Cassinia copensis

Scientific classification
- Kingdom: Plantae
- Clade: Tracheophytes
- Clade: Angiosperms
- Clade: Eudicots
- Clade: Asterids
- Order: Asterales
- Family: Asteraceae
- Genus: Cassinia
- Species: C. copensis
- Binomial name: Cassinia copensis Orchard

= Cassinia copensis =

- Genus: Cassinia
- Species: copensis
- Authority: Orchard

Species of flowering plant

Cassinia copensis is a species of flowering plant in the family Asteraceae and is endemic to eastern Australia. It is an erect, multi-stemmed shrub with aromatic, cylindrical leaves, and heads of creamy-white flowers arranged in a flattened corymb.

==Description==
Cassinia copensis is an erect, multi-stemmed shrub that typically grows to a height of 1-2.5 m and is strongly aromatic. The leaves are cylindrical 30–40 mm long and about 1 mm wide with the edges rolled under. The upper surface of the leaves is sticky with a sunken midrib and the lower surface is densely covered woolly white hairs.

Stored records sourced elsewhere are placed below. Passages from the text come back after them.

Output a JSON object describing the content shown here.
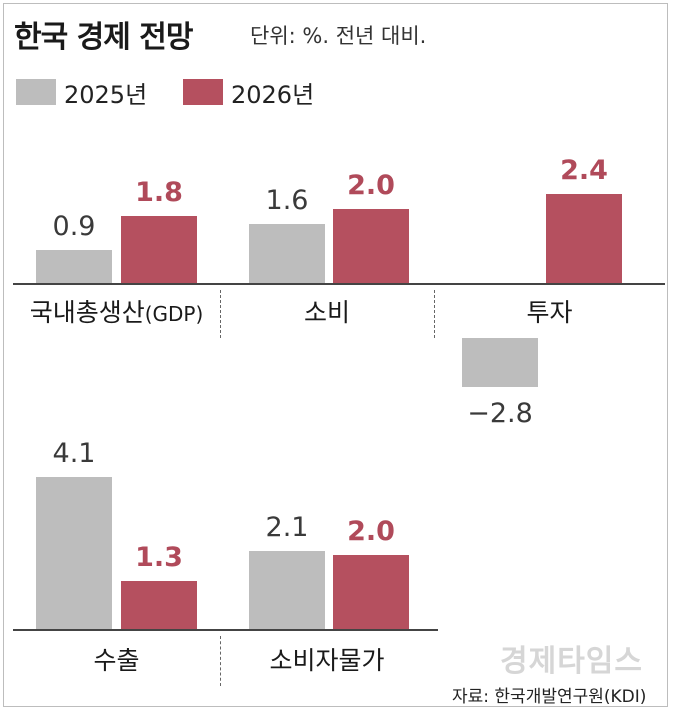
{
  "title": "한국 경제 전망",
  "unit_note": "단위: %. 전년 대비.",
  "source": "자료: 한국개발연구원(KDI)",
  "watermark": "경제타임스",
  "colors": {
    "y2025": "#bdbdbd",
    "y2026": "#b5505f"
  },
  "chart_data": {
    "type": "bar",
    "legend": [
      "2025년",
      "2026년"
    ],
    "legend_placement": "top-left",
    "grid": false,
    "panels": [
      {
        "categories": [
          {
            "name": "국내총생산",
            "suffix": "(GDP)"
          },
          {
            "name": "소비",
            "suffix": ""
          },
          {
            "name": "투자",
            "suffix": ""
          }
        ],
        "series": [
          {
            "name": "2025년",
            "values": [
              0.9,
              1.6,
              -2.8
            ],
            "labels": [
              "0.9",
              "1.6",
              "−2.8"
            ]
          },
          {
            "name": "2026년",
            "values": [
              1.8,
              2.0,
              2.4
            ],
            "labels": [
              "1.8",
              "2.0",
              "2.4"
            ]
          }
        ]
      },
      {
        "categories": [
          {
            "name": "수출",
            "suffix": ""
          },
          {
            "name": "소비자물가",
            "suffix": ""
          }
        ],
        "series": [
          {
            "name": "2025년",
            "values": [
              4.1,
              2.1
            ],
            "labels": [
              "4.1",
              "2.1"
            ]
          },
          {
            "name": "2026년",
            "values": [
              1.3,
              2.0
            ],
            "labels": [
              "1.3",
              "2.0"
            ]
          }
        ]
      }
    ]
  }
}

The flower heads are about 3.5–5 mm long, each with five or six creamy-white florets surrounded by overlapping, opaque involucral bracts. The heads are arranged in a flattened corymb of one hundred to two hundred florets. Flowering occurs in December and the achenes are about 1.9 mm long with a pappus of about twenty bristles 2.2–2.5 mm long.

==Taxonomy and naming==
Cassinia copensis was first formally described in 2004 by Anthony Edward Orchard in Australian Systematic Botany from specimens he collected near Copes Creek on the road between Bundarra and Inverell in 2004.

==Distribution and habitat==
This species of Cassinia grows in forest and woodland in the watershed of Copes Creek in New South Wales and near Wallangarra in Queensland, near the border with New South Wales.